Of the 68,019 postmenopausal women included in the WHI, 3,401 had diabetes at study entry; diabetes incidence status was collected throughout the follow-up period. Over a mean of 11.8 years, 3,273 cases of invasive breast cancer were diagnosed. Medication information was collected at baseline and years 1, 3, 6, and 9, the investigators noted.

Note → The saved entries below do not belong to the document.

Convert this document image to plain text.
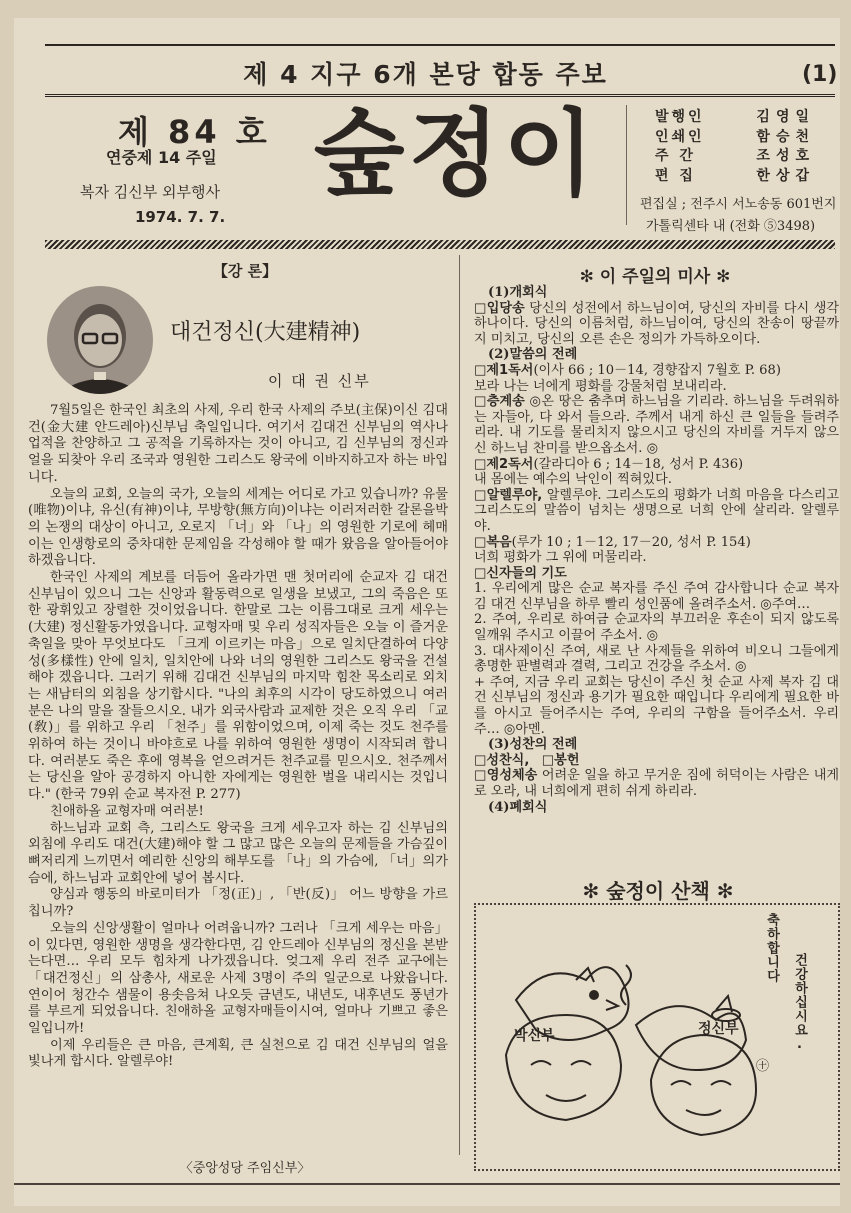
제 4 지구 6개 본당 합동 주보	(1)
제 84 호
연중제 14 주일
복자 김신부 외부행사
1974. 7. 7.
숲정이	발행인	김영일
인쇄인	함승천
주 간	조성호
편 집	한상갑
편집실 ; 전주시 서노송동 601번지
가톨릭센타 내 (전화 ⑤3498)
【강 론】
대건정신(大建精神)
이 대 권 신부

7월5일은 한국인 최초의 사제, 우리 한국 사제의 주보(主保)이신 김대건(金大建 안드레아)신부님 축일입니다. 여기서 김대건 신부님의 역사나 업적을 찬양하고 그 공적을 기록하자는 것이 아니고, 김 신부님의 정신과 얼을 되찾아 우리 조국과 영원한 그리스도 왕국에 이바지하고자 하는 바입니다.

오늘의 교회, 오늘의 국가, 오늘의 세계는 어디로 가고 있습니까? 유물(唯物)이냐, 유신(有神)이냐, 무방향(無方向)이냐는 이러저러한 갈론을박의 논쟁의 대상이 아니고, 오로지 「너」와 「나」의 영원한 기로에 헤매이는 인생항로의 중차대한 문제임을 각성해야 할 때가 왔음을 알아들어야 하겠읍니다.

한국인 사제의 계보를 더듬어 올라가면 맨 첫머리에 순교자 김 대건 신부님이 있으니 그는 신앙과 활동력으로 일생을 보냈고, 그의 죽음은 또한 광휘있고 장렬한 것이었읍니다. 한말로 그는 이름그대로 크게 세우는 (大建) 정신활동가였읍니다. 교형자매 및 우리 성직자들은 오늘 이 즐거운 축일을 맞아 무엇보다도 「크게 이르키는 마음」으로 일치단결하여 다양성(多樣性) 안에 일치, 일치안에 나와 너의 영원한 그리스도 왕국을 건설해야 겠읍니다. 그러기 위해 김대건 신부님의 마지막 힘찬 목소리로 외치는 새남터의 외침을 상기합시다. "나의 최후의 시각이 당도하였으니 여러분은 나의 말을 잘들으시오. 내가 외국사람과 교제한 것은 오직 우리 「교(敎)」를 위하고 우리 「천주」를 위함이었으며, 이제 죽는 것도 천주를 위하여 하는 것이니 바야흐로 나를 위하여 영원한 생명이 시작되려 합니다. 여러분도 죽은 후에 영복을 얻으려거든 천주교를 믿으시오. 천주께서는 당신을 알아 공경하지 아니한 자에게는 영원한 벌을 내리시는 것입니다." (한국 79위 순교 복자전 P. 277)

친애하올 교형자매 여러분!

하느님과 교회 측, 그리스도 왕국을 크게 세우고자 하는 김 신부님의 외침에 우리도 대건(大建)해야 할 그 많고 많은 오늘의 문제들을 가슴깊이 뼈저리게 느끼면서 예리한 신앙의 해부도를 「나」의 가슴에, 「너」의가슴에, 하느님과 교회안에 넣어 봅시다.

양심과 행동의 바로미터가 「정(正)」, 「반(反)」 어느 방향을 가르칩니까?

오늘의 신앙생활이 얼마나 어려웁니까? 그러나 「크게 세우는 마음」이 있다면, 영원한 생명을 생각한다면, 김 안드레아 신부님의 정신을 본받는다면… 우리 모두 힘차게 나가겠읍니다. 엊그제 우리 전주 교구에는 「대건정신」의 삼총사, 새로운 사제 3명이 주의 일군으로 나왔읍니다. 연이어 청간수 샘물이 용솟음쳐 나오듯 금년도, 내년도, 내후년도 풍년가를 부르게 되었읍니다. 친애하올 교형자매들이시여, 얼마나 기쁘고 좋은 일입니까!

이제 우리들은 큰 마음, 큰계획, 큰 실천으로 김 대건 신부님의 얼을 빛나게 합시다. 알렐루야!

〈중앙성당 주임신부〉
✻ 이 주일의 미사 ✻

(1)개회식

□입당송 당신의 성전에서 하느님이여, 당신의 자비를 다시 생각하나이다. 당신의 이름처럼, 하느님이여, 당신의 찬송이 땅끝까지 미치고, 당신의 오른 손은 정의가 가득하오이다.

(2)말씀의 전례

□제1독서(이사 66 ; 10－14, 경향잡지 7월호 P. 68)
보라 나는 너에게 평화를 강물처럼 보내리라.

□층계송 ◎온 땅은 춤추며 하느님을 기리라. 하느님을 두려워하는 자들아, 다 와서 들으라. 주께서 내게 하신 큰 일들을 들려주리라. 내 기도를 물리치지 않으시고 당신의 자비를 거두지 않으신 하느님 찬미를 받으옵소서. ◎

□제2독서(갈라디아 6 ; 14－18, 성서 P. 436)
내 몸에는 예수의 낙인이 찍혀있다.

□알렐루야, 알렐루야. 그리스도의 평화가 너희 마음을 다스리고 그리스도의 말씀이 넘치는 생명으로 너희 안에 살리라. 알렐루야.

□복음(루가 10 ; 1－12, 17－20, 성서 P. 154)
너희 평화가 그 위에 머물리라.

□신자들의 기도

1. 우리에게 많은 순교 복자를 주신 주여 감사합니다 순교 복자 김 대건 신부님을 하루 빨리 성인품에 올려주소서. ◎주여…

2. 주여, 우리로 하여금 순교자의 부끄러운 후손이 되지 않도록 일깨워 주시고 이끌어 주소서. ◎

3. 대사제이신 주여, 새로 난 사제들을 위하여 비오니 그들에게 총명한 판별력과 결력, 그리고 건강을 주소서. ◎

+ 주여, 지금 우리 교회는 당신이 주신 첫 순교 사제 복자 김 대건 신부님의 정신과 용기가 필요한 때입니다 우리에게 필요한 바를 아시고 들어주시는 주여, 우리의 구함을 들어주소서. 우리 주… ◎아멘.

(3)성찬의 전례

□성찬식, □봉헌

□영성체송 어려운 일을 하고 무거운 짐에 허덕이는 사람은 내게로 오라, 내 너희에게 편히 쉬게 하리라.

(4)폐회식

✻ 숲정이 산책 ✻
박신부	정신부
㊉
축하합니다
건강하십시요.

Incidence of breast cancer in women with diabetes vs those without diabetes was found to differ by type of diabetes medication (P=0.04). “Women with diabetes receiving medications other than metformin had a slightly higher incidence of breast cancer (HR 1.16), and women with diabetes who were given metformin had lower breast cancer incidence (HR 0.75),” they wrote. This association was observed both for estrogen receptor positive and progesterone receptor positive cancers as well as those negative for human epidermal growth factor receptor 2.
“Our findings are of most direct relevance to women with diabetes, most of whom were overweight or obese,” the authors concluded. “However, consideration of the totality of available evidence does provide support for the ongoing clinical studies of metformin, including a prospective, full-scale, multicenter adjuvant trial and proof of principal studies in prevention settings.”